In times of recession, a deficit budget is helpful in generating additional demand and supports economic growth. In order to achieve this, a government usually covers this amount via public borrowings through government bonds or by withdrawing from its accumulated reserve surplus.

Classification of budget on the basis of Time

1. Long Term Budget

A budget prepared for a period exceeding one year. Long-term budgets are not meant for immediate implementation.

2. Short Term Budget

A budget prepare for a period of less than a year is called short term budget. These budgets are prepared for actual implementation.

3.Current Budget

A current budget is the amount of budget available to spend in the current fiscal year period. This budget is adjusted to the current conditions prevailing in the business

Classification of budget on the basis of functions

1. Master Budget

In simple language, we can say that the master budget is the sum total of all small budgets. It also includes budgeted financial statements, a forecast of inflow and outflow of cash, and an overall financial plan. In a business, top-level management reviews the budget and submits it to the board of directors.

2. Functional Budget

A functional budget is prepared in respect of various functions performed in a business.

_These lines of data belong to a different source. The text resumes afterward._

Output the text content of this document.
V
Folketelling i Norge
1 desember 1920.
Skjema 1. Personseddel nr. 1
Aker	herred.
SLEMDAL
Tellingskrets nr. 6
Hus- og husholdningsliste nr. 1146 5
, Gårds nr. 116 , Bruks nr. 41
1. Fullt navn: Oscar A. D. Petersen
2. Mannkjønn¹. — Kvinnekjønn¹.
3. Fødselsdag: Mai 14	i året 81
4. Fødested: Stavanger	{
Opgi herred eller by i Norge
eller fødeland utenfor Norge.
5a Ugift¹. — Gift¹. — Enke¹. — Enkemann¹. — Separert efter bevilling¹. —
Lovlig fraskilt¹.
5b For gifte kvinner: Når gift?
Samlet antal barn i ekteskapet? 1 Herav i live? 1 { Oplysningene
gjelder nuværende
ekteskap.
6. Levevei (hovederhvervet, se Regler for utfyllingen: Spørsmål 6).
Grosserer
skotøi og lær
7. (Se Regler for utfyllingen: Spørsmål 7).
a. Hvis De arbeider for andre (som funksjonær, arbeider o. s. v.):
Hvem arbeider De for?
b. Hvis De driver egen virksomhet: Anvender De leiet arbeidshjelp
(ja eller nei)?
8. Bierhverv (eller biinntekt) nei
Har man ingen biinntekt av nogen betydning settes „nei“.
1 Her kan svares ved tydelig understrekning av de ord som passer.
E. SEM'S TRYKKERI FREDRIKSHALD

a) Sales Budget - Sales budget is a financial plan, which shows how the resources should be allocated to achieve forecasted sales. The main purpose of the sales budget is to plan for maximum utilization of resources and forecasted sales.

Most business owners and managers use "bottom-up" sales forecasting techniques. In other words, they collect sales figures from salespeople in the field because they generally have the most information on what sales will be in the future. The sales figures are then put together to form an aggregate sales forecast.

It is very important to forecast accurate sales because the budget of other departments is based on the sales budget. For example, the production is manufactured as per the sales forecast, but if the sales forecast is not accurate, either the production will be less or more than desired.


b) Production Budget - The production budget is prepared after the preparation of the sales budget. The production budget lists the number of units that must be produced to meet sales needs.


Insufficient stocks can lead to lost sales and high production costs (if produced at the end time).


c) Direct Material Purchase budget-  The direct material purchase budget is directly related to the raw materials needed by the company for its production process. The budget states the amount and cost of each type of raw material needed.


d) Direct Labor Budget- The direct labor budget is used to calculate the no. of labor hours that will be required to produce the units itemized in the production budget.


e) Overhead Budgets- Overhead costs are business costs that are related to the day-to-day running of a business. Unlike operating expenses, overheads cannot be traced to specific costs.


The overhead budget is all that is left from production which is not included in the direct material purchases and direct labor budgets. Examples of fixed overheads expenses are salaries, rent, property taxes, depreciation of assets, etc. Examples of variable overhead budget expenses are advertising and marketing costs, legal expenses, maintenance, repair of equipment, etc.


c) Cash Budget A cash budget is a company's estimation of cash inflows and outflows over a specific period of time, which can be weekly, monthly, quarterly, or annually. A company will use a cash budget to determine whether it has sufficient cash to continue operating over the given time frame. Without sufficient cash, a business cannot run smoothly.

Classification of budget on the basis of flexibility 

1. Fixed Budget

A fixed budget is a budget that is designed to remain unchanged irrespective of the level of activity attained.  This type of budget is most suitable for fixed expenses, which have no relation to the volume of output

2. Flexible Budget

A flexible budget is a budget that is designed to change irrespective of the level of activity attained.  This type of budget is most suitable for controlling costs. It is more realistic, practical, and useful than a fixed budget.